Roanoke Times Copyright (c) 1995, Landmark Communications, Inc. DATE: THURSDAY, July 27, 1995 TAG: 9507270034 SECTION: CURRENT PAGE: NRV-3 EDITION: NEW RIVER VALLEY SOURCE: DATELINE: LENGTH: Medium
Honestly. Give the girl a break. She deserves better than to be drummed out of the Miss Virginia winner's circle and have her tiara repossessed from atop her gleaming blond curls (not to mention the confiscation of the apartment, the cellular phone and the Camaro) because of a few nitpicky little questions about her pageant resume.
It was all just a minor misunderstanding, said the statuesque damsel.
A misunderstanding on the part of pageant officials and many of the more bloodthirsty members of the beauty contest-viewing public, the knuckleheads.
Well, I believe her. Here's one vote to return our exiled princess to her rightful throne.
For those who think these sentiments are the product of a mind turned to mush in response to Ballengee's stunning performance in the swimsuit competition, perish the filthy thought.
Many of us were equally interested in Ballengee's splendid deportment in the talent portion of the show.
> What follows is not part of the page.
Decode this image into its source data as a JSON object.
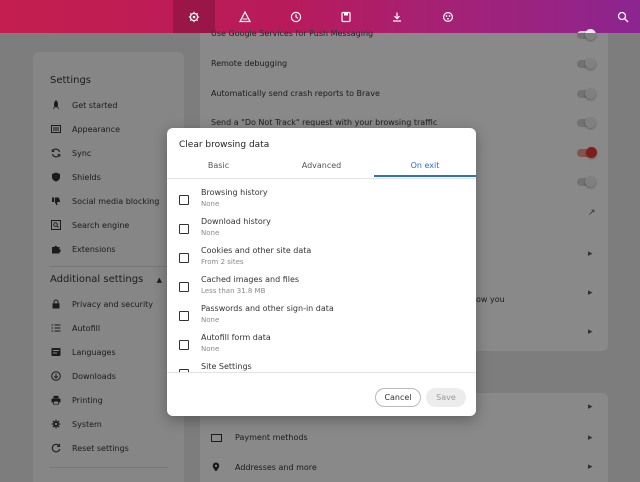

That aside, Ballengee isn't entirely to blame for embellishing her accomplishments. Don't forget, this is a young lady who comes from a rich athletic background and has an award as the Outstanding Female Athlete at Tabb High School to prove it.
Excuse me?
It was the Outstanding Cheerleader Award she actually won, and not the Outstanding Female Athlete, as she had claimed? A claim, you might add, that was among those that landed her in hot water with pageant officials.
OK, OK. Big deal. It's close enough. We're talking semantics here. The stuff cheerleaders do these days is pretty athletic. And cheerleaders do hang around a lot of football players and other sweaty types during the course of their peppy duties.
And at least she didn't claim to be Terry Kirby, Mr. Outstanding himself when it comes to Tabb High sports.
The point is, she is outstanding in her own right.
Which, as all of us in the ball, bat and jock business know, is a heavily used adjective in every gym, arena and playing field in the land.
Actually, this is one adjective that has been misused as often as not. Coaches have to do it, though, just like Miss Virginia candidates. Ballengee, our Andrea, surely grew up listening to coaches just like Floyd County's Alan Cantrell.
As sure as they've ruined basketball by taking away the jump ball, Cantrell is going to do some serious embellishing about an upcoming opponent this fall. The two-time defending state Group A champions will have won nine of 10 or 12 of 13 or something like that and the next foe on the Buffaloes schedule will be 2-13 and losers of its last nine.
``I am very concerned about [Cannon Fodder High], who we play Tuesday,'' the coach will say. ``They have an outstanding team that has had some bad breaks. Throw out the eight 30-point losses and the forfeit and they easily could be 11-4. And that guard [Twana Twoleftfeet], she has as outstanding a jump shot as we've seen.''
Or we'll have Joel Hicks, the Pulaski County football coach, trying to put the most fearsome face as possible on that hopelessly overmatched ``finesse'' team that Hicks' boys are going to chew up and spit out like so many cans of Copenhagen.
``I just don't know if we can stop that passing attack [Canine High] has,'' Hicks will say. ``It's one of the best ones we've seen.''
What he actually means is, ``If we can't stop those clowns, then I'm going to fire my defensive coordinator on the spot.''
We understand. Cantrell and Hicks can't afford to let their teams get complacent.
Why can't we also understand that our Andrea can't afford to submit a boring resume? I mean, why should she write down on her resume the less-than-4.0 grade point average she attained at Virginia Tech when she can take the cumulative GPA she had from three different schools that also include Apex Hair and Nail Engineering Academy and MIT (Mullins Income Tax Prep) and claim she graduated magna cum laude? That's only fair and so what if stuffy old Tech disagrees?
That's the same sort of logic you hear baseball managers using when they say, ``Take the final six weeks of last season and the first six of this one and my first baseman, Jack Emout, is hitting .522 with 20 home runs and 35 RBI.
Never mind that official statistics only cover one season or the other, not parts of the two combined.
No reason on Earth our Andrea shouldn't have said that she had been accepted at University of Miami law school when in actuality, she was merely on the waiting list. Don't businesses do the same thing when they release to the public ``projected earnings'' figures?
And isn't that what coaches mean when they say, ``We won that football game in every conceivable way except on the scoreboard?''
As our Andrea or any coach can tell you, there are a lot of gray areas in beauty pageants and sporting events.
Ray Cox is a Roanoke Times sportswriter.